Details of the presentation would have benefited from careful editing, including by someone familiar with geology and its terminology. There are quite a few typos. In places where the reader’s attention is directed to a particular part of a photograph, the direction was written with reference to the photo in landscape orientation, but the photos are printed in portrait orientation. Sandstones are named for their texture and can have many chemical and mineral compositions. Thus they are not an example of a siliceous (not “silicaceous”) rock as, for instance, there can be calcareous sandstones. Other geological terms, such as “formation,” also are used incorrectly.
Although, to judge by the back cover text, the guide was intended for use by everyone from beginners to experienced lichen enthusiasts (“weekend naturalist and professional lichenologist” alike), I’m not sure it is all that “user friendly” for the uninitiated. In most cases, they aren’t going to have access to microscopes, thin layer chromatography, etc. and the microscopic and chemical features are heavily used in the key, often as single features in a lead. Statements to the effect that a species is “impossible to confuse” or “cannot be mistaken for” are very misleading. Crustose lichens are not an easy group to work with and human beings have a seemingly limitless capacity for confusing even quite dissimilar things.
I am not in favor of force-fitting “common” names for organisms that most people are unfamiliar with, which includes lichens in general and especially crusts.
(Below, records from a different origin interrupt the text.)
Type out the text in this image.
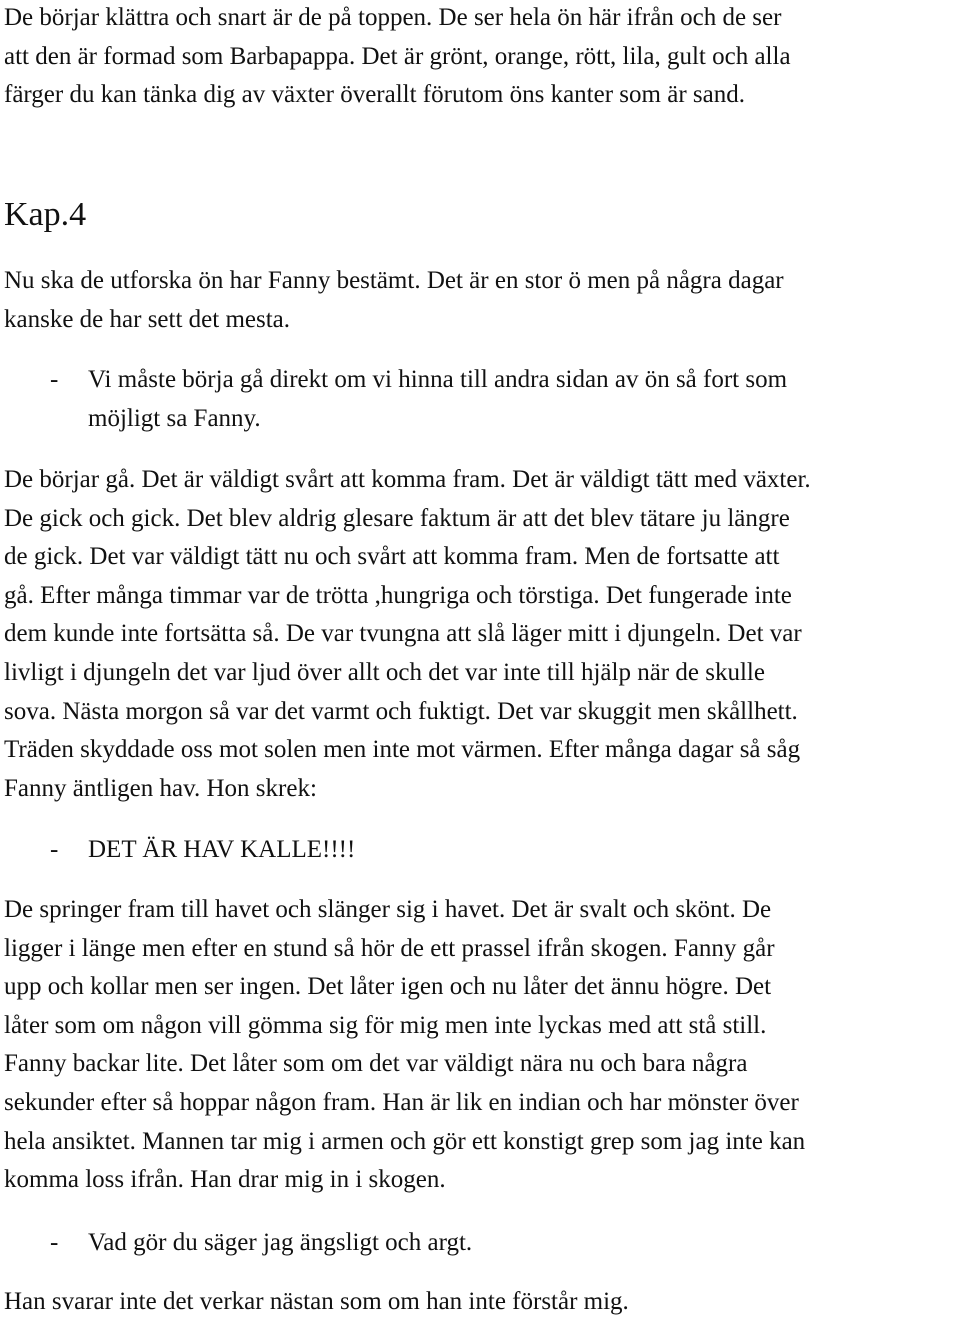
De börjar klättra och snart är de på toppen. De ser hela ön här ifrån och de ser
att den är formad som Barbapappa. Det är grönt, orange, rött, lila, gult och alla
färger du kan tänka dig av växter överallt förutom öns kanter som är sand.

Kap.4

Nu ska de utforska ön har Fanny bestämt. Det är en stor ö men på några dagar
kanske de har sett det mesta.

- Vi måste börja gå direkt om vi hinna till andra sidan av ön så fort som
möjligt sa Fanny.

De börjar gå. Det är väldigt svårt att komma fram. Det är väldigt tätt med växter.
De gick och gick. Det blev aldrig glesare faktum är att det blev tätare ju längre
de gick. Det var väldigt tätt nu och svårt att komma fram. Men de fortsatte att
gå. Efter många timmar var de trötta ,hungriga och törstiga. Det fungerade inte
dem kunde inte fortsätta så. De var tvungna att slå läger mitt i djungeln. Det var
livligt i djungeln det var ljud över allt och det var inte till hjälp när de skulle
sova. Nästa morgon så var det varmt och fuktigt. Det var skuggit men skållhett.
Träden skyddade oss mot solen men inte mot värmen. Efter många dagar så såg
Fanny äntligen hav. Hon skrek:

- DET ÄR HAV KALLE!!!!

De springer fram till havet och slänger sig i havet. Det är svalt och skönt. De
ligger i länge men efter en stund så hör de ett prassel ifrån skogen. Fanny går
upp och kollar men ser ingen. Det låter igen och nu låter det ännu högre. Det
låter som om någon vill gömma sig för mig men inte lyckas med att stå still.
Fanny backar lite. Det låter som om det var väldigt nära nu och bara några
sekunder efter så hoppar någon fram. Han är lik en indian och har mönster över
hela ansiktet. Mannen tar mig i armen och gör ett konstigt grep som jag inte kan
komma loss ifrån. Han drar mig in i skogen.

- Vad gör du säger jag ängsligt och argt.

Han svarar inte det verkar nästan som om han inte förstår mig.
Rarely do such names ever get widely used, even when they are good ones. So I have a hard time believing that names such as the following will make it into the general lingo — stool pigeon, Rocky Mountain sunburn (even though the species is described as “known primarily from Arizona to California”), flaming cowgirls, a textured dilemma, my old friend, eggplant in garlic sauce, volcanic kelp, backcountry pancakes, purple prose, and rib ticklers. Perhaps they are meaningful to the author, but will they really facilitate communication among other folks?
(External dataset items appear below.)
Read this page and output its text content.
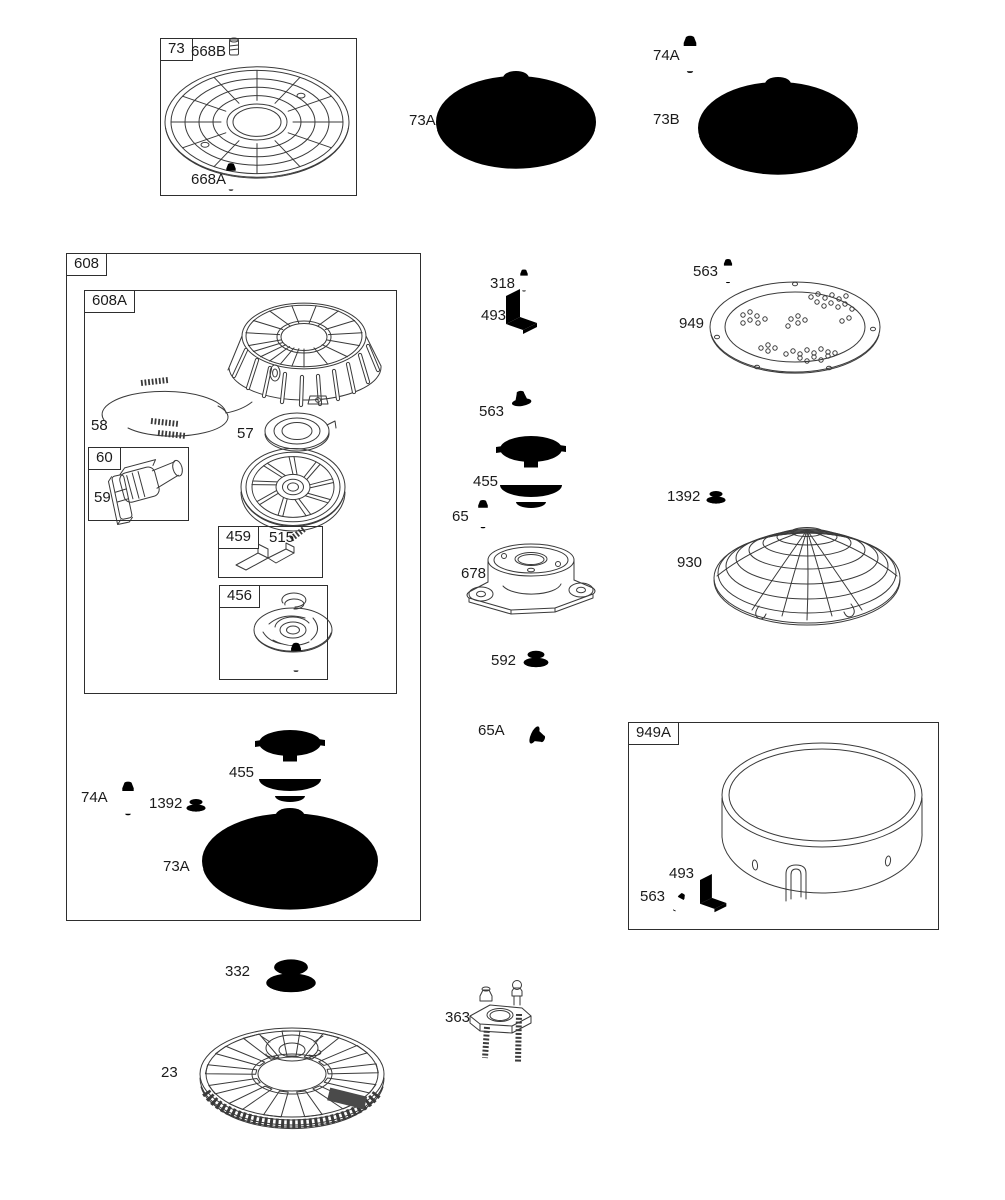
73
608
608A
60
459
456
949A
668B
668A
73A
74A
73B
58	57
59
515
455
74A	1392
73A
318
493
563
455
65
678
592
65A
563
949
1392
930
493
563
332
23
363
So who might want to buy this guide? White Rocks is a rare habitat for the region and the Preserve is closed to public access, other than by scheduling a staff-led tour or initiating a research project. The bulk of the species are crusts, which are notoriously difficult to work with and so are ignored by many in the small subset of the general population that has an interest in lichens. Thus, I’m not sure it will appeal to a general naturalist crowd. The strongest aspect of the book lies in its providing a detailed record of one group of organisms from the Preserve. All of the lichens so far recorded from the site are included, with photos tied to voucher specimens, and all taken at White Rocks even in cases where Tripp had better quality photos of a species, but taken at another site. As such it is an authoritative and valuable resource. So to me, the book probably will be of most use as a handy accessory text for Rocky Mountain licheneers with enough experience and courage to have begun to tackle the crusts.